Oil is extending its gains above $60 a barrel, boosting the outlook for inflation, and performance of part of the listed companies at the TSE; however, it may trigger the alarm for petrochemicals, amid expectations about a probable retreat in projected earnings.
Bandar Abbas Oil Refining Company, which has recorded seesaw trading days within the past couple of weeks, with almost 58 points topped market laggards. Persian Gulf Petrochemical Industry Company, with the highest market cap at the equity market, along with Esfahan Oil Refining Company took the second and third place respectively.
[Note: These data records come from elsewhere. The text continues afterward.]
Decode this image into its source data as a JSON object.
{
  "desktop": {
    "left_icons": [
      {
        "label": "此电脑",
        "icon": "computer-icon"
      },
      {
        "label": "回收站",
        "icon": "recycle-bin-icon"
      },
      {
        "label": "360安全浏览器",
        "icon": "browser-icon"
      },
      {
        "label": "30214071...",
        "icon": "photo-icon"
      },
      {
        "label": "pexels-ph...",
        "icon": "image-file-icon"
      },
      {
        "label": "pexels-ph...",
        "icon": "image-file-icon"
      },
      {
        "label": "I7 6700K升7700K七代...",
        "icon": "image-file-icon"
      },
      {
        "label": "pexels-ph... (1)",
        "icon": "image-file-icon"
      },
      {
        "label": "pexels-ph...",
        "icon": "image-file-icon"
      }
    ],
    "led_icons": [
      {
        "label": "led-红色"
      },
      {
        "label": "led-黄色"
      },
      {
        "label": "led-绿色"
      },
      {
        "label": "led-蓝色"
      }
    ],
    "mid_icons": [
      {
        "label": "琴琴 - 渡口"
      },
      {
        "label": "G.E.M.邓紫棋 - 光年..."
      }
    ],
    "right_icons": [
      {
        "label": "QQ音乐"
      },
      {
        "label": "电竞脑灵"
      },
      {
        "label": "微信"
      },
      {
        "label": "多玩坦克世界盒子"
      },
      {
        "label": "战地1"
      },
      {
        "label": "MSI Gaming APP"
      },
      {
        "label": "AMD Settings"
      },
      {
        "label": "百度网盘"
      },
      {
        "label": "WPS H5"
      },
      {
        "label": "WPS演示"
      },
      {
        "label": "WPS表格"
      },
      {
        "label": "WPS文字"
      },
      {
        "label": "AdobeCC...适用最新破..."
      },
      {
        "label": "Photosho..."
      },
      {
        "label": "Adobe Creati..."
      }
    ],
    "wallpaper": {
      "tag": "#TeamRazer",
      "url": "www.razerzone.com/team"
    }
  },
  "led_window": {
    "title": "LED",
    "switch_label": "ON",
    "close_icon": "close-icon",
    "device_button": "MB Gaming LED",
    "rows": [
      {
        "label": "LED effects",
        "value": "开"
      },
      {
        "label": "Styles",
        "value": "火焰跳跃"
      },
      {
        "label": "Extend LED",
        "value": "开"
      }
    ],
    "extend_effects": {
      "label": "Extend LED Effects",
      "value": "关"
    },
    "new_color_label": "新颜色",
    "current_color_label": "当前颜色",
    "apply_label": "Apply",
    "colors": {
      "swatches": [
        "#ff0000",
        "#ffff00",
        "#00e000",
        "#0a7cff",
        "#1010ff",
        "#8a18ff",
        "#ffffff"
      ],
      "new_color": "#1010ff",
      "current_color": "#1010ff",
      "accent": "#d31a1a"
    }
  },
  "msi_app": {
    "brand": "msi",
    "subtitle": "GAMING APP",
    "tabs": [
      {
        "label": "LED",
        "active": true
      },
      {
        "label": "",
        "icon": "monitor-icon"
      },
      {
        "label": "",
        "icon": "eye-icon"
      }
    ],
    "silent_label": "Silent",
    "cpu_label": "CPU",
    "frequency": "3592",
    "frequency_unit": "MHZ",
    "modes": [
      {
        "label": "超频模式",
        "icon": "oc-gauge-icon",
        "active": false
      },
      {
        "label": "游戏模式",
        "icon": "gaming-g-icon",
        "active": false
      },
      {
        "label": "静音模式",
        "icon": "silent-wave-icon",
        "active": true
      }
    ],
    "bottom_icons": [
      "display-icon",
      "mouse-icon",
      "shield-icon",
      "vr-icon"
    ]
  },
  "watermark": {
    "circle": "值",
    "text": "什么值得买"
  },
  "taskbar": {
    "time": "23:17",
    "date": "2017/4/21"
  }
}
The TSE data illustrated that the benchmark piled up more losses, and notched down 99 points or 0.15 percent to settle at 64,069.1. The first market index slumped 137.3 points or 0.29 percent to end at 46,431.8. The second market index slightly rebounded and pulled up 211.9 points or 0.16 percent to 130,916.9. The free float index eked 187.5 points or 0.25 percent to 73,572.3. The industry index was down 89.6 points or 0.17 percent to stand at 52,468.7, and the blue chip index edged down 7.3 points or 0.25 percent to finish week’s last trading day at 2,939.8.
TSE registered an almost flat trade volume and value, with almost 546 million shares changing hands, valued at close to 1.8 trillion rials.
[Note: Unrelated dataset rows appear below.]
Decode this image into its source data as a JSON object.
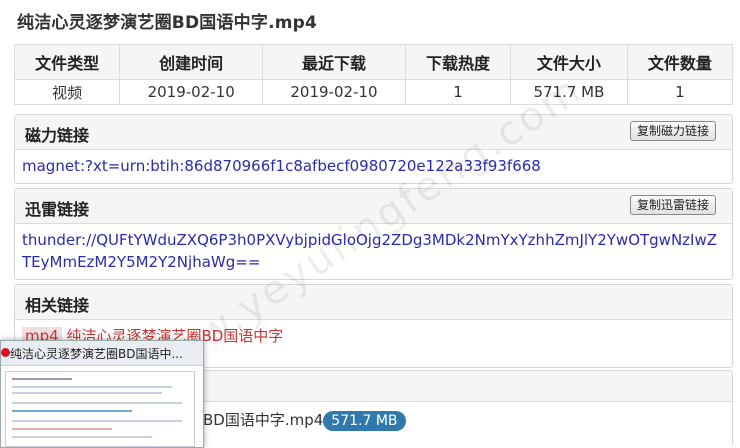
{
  "page_title": "纯洁心灵逐梦演艺圈BD国语中字.mp4",
  "info_table": {
    "headers": [
      "文件类型",
      "创建时间",
      "最近下载",
      "下载热度",
      "文件大小",
      "文件数量"
    ],
    "row": [
      "视频",
      "2019-02-10",
      "2019-02-10",
      "1",
      "571.7 MB",
      "1"
    ]
  },
  "magnet": {
    "title": "磁力链接",
    "copy_button": "复制磁力链接",
    "link": "magnet:?xt=urn:btih:86d870966f1c8afbecf0980720e122a33f93f668"
  },
  "thunder": {
    "title": "迅雷链接",
    "copy_button": "复制迅雷链接",
    "link": "thunder://QUFtYWduZXQ6P3h0PXVybjpidGloOjg2ZDg3MDk2NmYxYzhhZmJlY2YwOTgwNzIwZTEyMmEzM2Y5M2Y2NjhaWg=="
  },
  "related": {
    "title": "相关链接",
    "format": "mp4",
    "item_text": "纯洁心灵逐梦演艺圈BD国语中字"
  },
  "file_list": {
    "file_name_visible": "BD国语中字.mp4",
    "size_badge": "571.7 MB"
  },
  "thumbnail": {
    "title": "纯洁心灵逐梦演艺圈BD国语中..."
  },
  "watermark": "www.yeyulingfeng.com"
}
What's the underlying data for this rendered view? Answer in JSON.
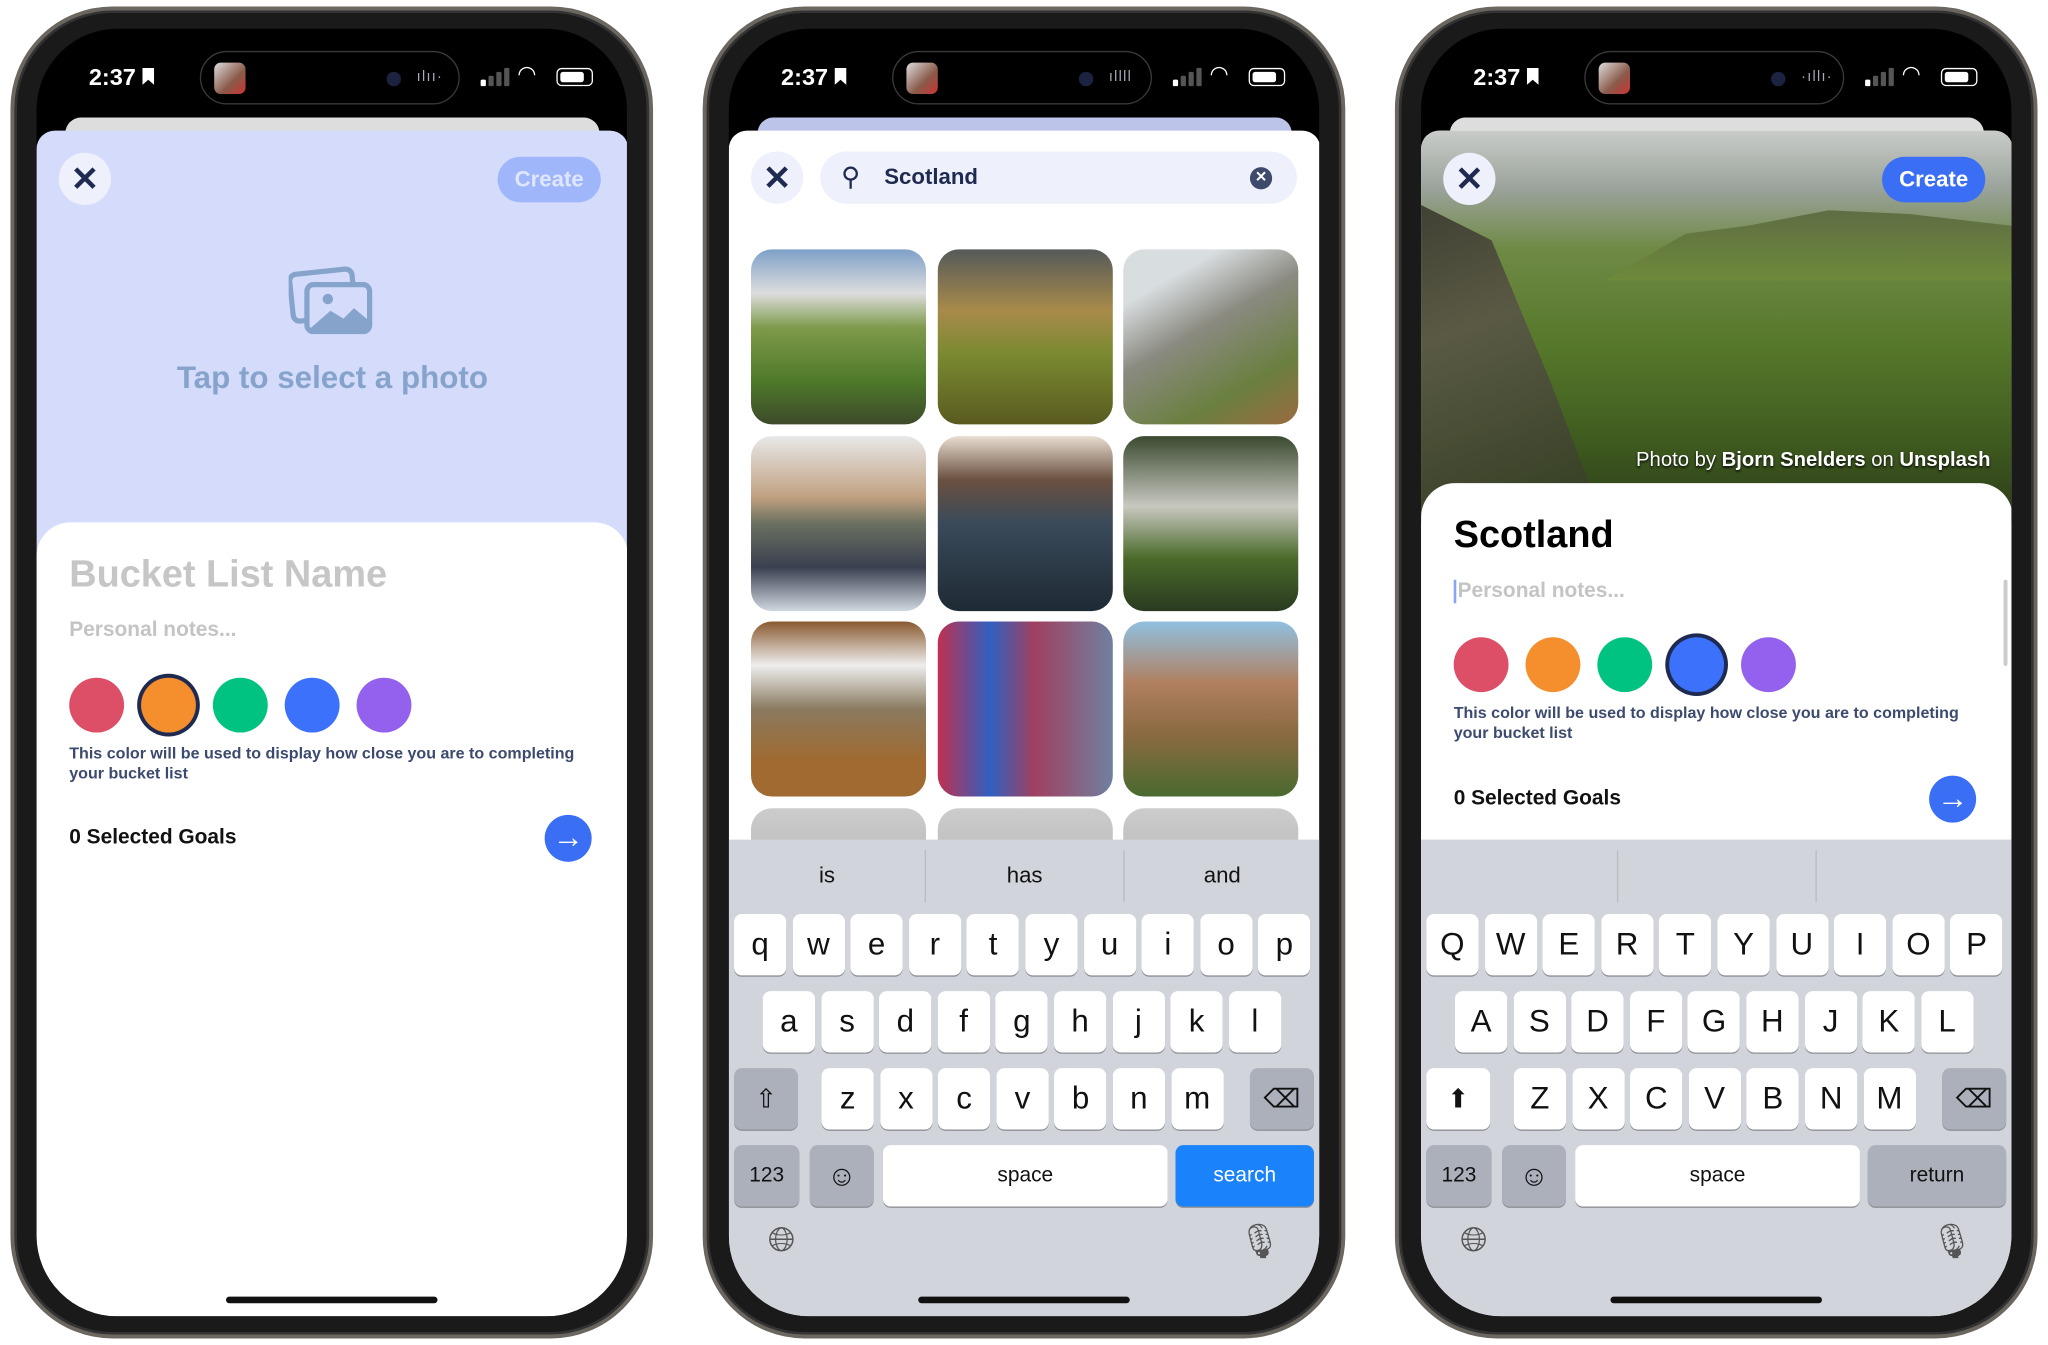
{
  "status_bar": {
    "time": "2:37"
  },
  "colors": {
    "red": "#dd4f67",
    "orange": "#f58e2c",
    "green": "#00c281",
    "blue": "#3b71fb",
    "purple": "#9460ee",
    "accent": "#3a6ef5",
    "selected_ring": "#1e2a4f",
    "keyboard_search": "#1a82fb"
  },
  "screen1": {
    "create_label": "Create",
    "photo_prompt": "Tap to select a photo",
    "photo_icon": "photo-stack-icon",
    "name_placeholder": "Bucket List Name",
    "notes_placeholder": "Personal notes...",
    "selected_color": "orange",
    "color_hint": "This color will be used to display how close you are to completing your bucket list",
    "goals_label": "0 Selected Goals"
  },
  "screen2": {
    "search_value": "Scotland",
    "photos": [
      "Quiraing hills",
      "Golden hour ridge",
      "Highland cow",
      "Kilchurn castle lake",
      "Sea cliffs lighthouse",
      "Glenfinnan viaduct",
      "Steam train viaduct",
      "Victoria Street",
      "Dean Village"
    ],
    "suggestions": [
      "is",
      "has",
      "and"
    ],
    "keyboard": {
      "rows": [
        [
          "q",
          "w",
          "e",
          "r",
          "t",
          "y",
          "u",
          "i",
          "o",
          "p"
        ],
        [
          "a",
          "s",
          "d",
          "f",
          "g",
          "h",
          "j",
          "k",
          "l"
        ],
        [
          "z",
          "x",
          "c",
          "v",
          "b",
          "n",
          "m"
        ]
      ],
      "numbers": "123",
      "space": "space",
      "action": "search"
    }
  },
  "screen3": {
    "create_label": "Create",
    "credit_prefix": "Photo by ",
    "credit_author": "Bjorn Snelders",
    "credit_mid": " on ",
    "credit_site": "Unsplash",
    "title": "Scotland",
    "notes_placeholder": "Personal notes...",
    "selected_color": "blue",
    "color_hint": "This color will be used to display how close you are to completing your bucket list",
    "goals_label": "0 Selected Goals",
    "suggestions": [
      "",
      "",
      ""
    ],
    "keyboard": {
      "rows": [
        [
          "Q",
          "W",
          "E",
          "R",
          "T",
          "Y",
          "U",
          "I",
          "O",
          "P"
        ],
        [
          "A",
          "S",
          "D",
          "F",
          "G",
          "H",
          "J",
          "K",
          "L"
        ],
        [
          "Z",
          "X",
          "C",
          "V",
          "B",
          "N",
          "M"
        ]
      ],
      "numbers": "123",
      "space": "space",
      "action": "return"
    }
  }
}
Informatics Services Corporation with 70.55 points in positive contribution to the TEDPIX outperformed at the equity market. Mobin Petrochemical Company is still popular with the investors, as they lined up again to garner its newly debuted shares. The MPC and Tamin Petroleum & Petrochemical Investment Company with close to 40 and 37 points followed the ISC, and took the second and third place respectively.
Preparing for Flood of Foreign Investors
“We have worked intensely on the exchange infrastructure during the past four or five years,” the Financial Times quoted deputy head of supervision of financial institutions at the Securities and Exchange Organization Ali Saeedi as saying. “Sanctions gave us time to prepare for the day a nuclear deal is signed,” he added.
Since a framework nuclear deal was signed between Iran and the West in Switzerland on April 2, the number of foreign investors requesting meetings with Iranian entrepreneurs has jumped, according to businessmen.
“One of the biggest asset managers in the US had a meeting with us in Tehran two weeks ago,” says Saeedi, although he declined to name the investor.
“They have a $50bn target for this region’s capital markets and we have to see how much our advisers can attract to Iran’s market.”
Tehran’s bourse trades a range of shares, funds and financial instruments, including Sukuk and Islamic funds. Under its new structure, Tehran’s exchange has online trading, an arbitration board to fast-track disputes, digital signature, enhanced investor protection, surveillance mechanisms as well as post-trade systems.
Saeedi also said the exchange has recruited expatriate Iranian investment advisers who are familiar with international financial markets, adding that the Central Bank of Iran (CBI) has also pledged to make it easier for foreign investors to open bank accounts.
Most of the 440 companies listed in TSE are affiliated with the state, even though they have been supposedly privatized. Many suffer problems such as mismanagement, overstaffing, opaque auditing systems, obsolete marketing and distribution networks and high levels of debt.
Almost all of Iran’s industry operates well below capacity and is in desperate need of investment and new technology.